Jan 5
Convocation with Dr. Anthony Jack
This event will not be video or audio recorded.
Convocation will be available for viewing via Zoom for those unable to attend. Please register in advance for the program. After registering, you will receive a confirmation email containing information about joining the program. The entire ceremony will be recorded and archived on the Convocations website.
Elite colleges are accepting diverse and disadvantaged students more than ever before — but to Anthony Jack, access does not equal acceptance. As author of The Privileged Poor, Jack — once a low-income, first-generation college student himself — studies how poor students are often failed by the top schools that admit them. He’s also the faculty director of Boston University’s Newbury Center, which serves first-generation students and focuses on student success and inclusion.
In talks, he details how class divides on campus create barriers to academic success — and shares what schools can do to truly level the playing field. “When you address the inequalities that disproportionately fall on the shoulders of first-generation and low-income college students,” he says, “you make the university better for all students.”
Anthony Jack is transforming the way we address diversity and inclusion in education. He’s an associate professor of higher education leadership at Boston University, and faculty director of BU’s Newbury Center, where he works to increase understanding and equity around first-generation students on campus.
His widely acclaimed book, The Privileged Poor: How Elite Colleges are Failing Disadvantaged Students, reframes the conversation surrounding poverty and higher education.

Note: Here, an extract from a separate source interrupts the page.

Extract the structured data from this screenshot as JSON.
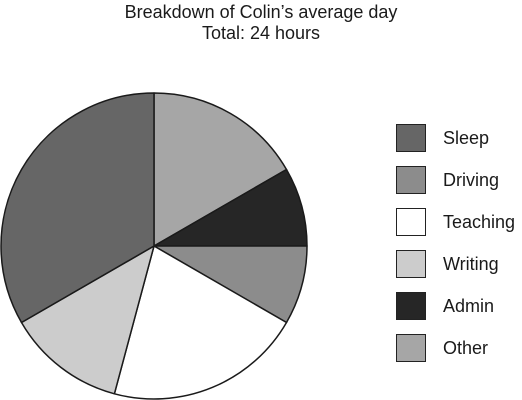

In it, he explains the paths of two uniquely segregated groups. First, the “privileged poor”: students from low-income, diverse backgrounds who attended elite prep or boarding school before attending college. The second are what Jack calls the “doubly disadvantaged”— students who arrive from underprivileged backgrounds without prep or boarding school to soften their college transition. Although both groups come from economically disadvantaged backgrounds, the privileged poor have more cultural capital to navigate and succeed—in the college environment and beyond.
“The lasting beauty of Jack’s ethnography is that it gives a voice to the students who, as his research ends up revealing, most need it.”— The New Yorker
“It’s one thing to graduate with a degree from an elite institution, and another thing to graduate with the social capital to activate that degree,” Jack explains. In many ways, rather than close the wealth gap, campus culture at elite schools further alienate poor students by making them feel like they don’t belong. To challenge these deeply ingrained social, cultural, and economic disparities on campus, we must first begin to question what we take for granted. Jack reveals how organizations — from administrators and association organizers, to educators and student activists — can ask the right questions and bridge the gap.
Jack’s research has been cited by The New York Times, the Boston Globe, The Atlantic, The Huffington Post, The National Review, The Washington Post, American RadioWorks, WBUR, and MPR. His book, The Privileged Poor, was named the 2018 recipient of the Thomas J. Wilson Memorial Prize by Harvard University Press.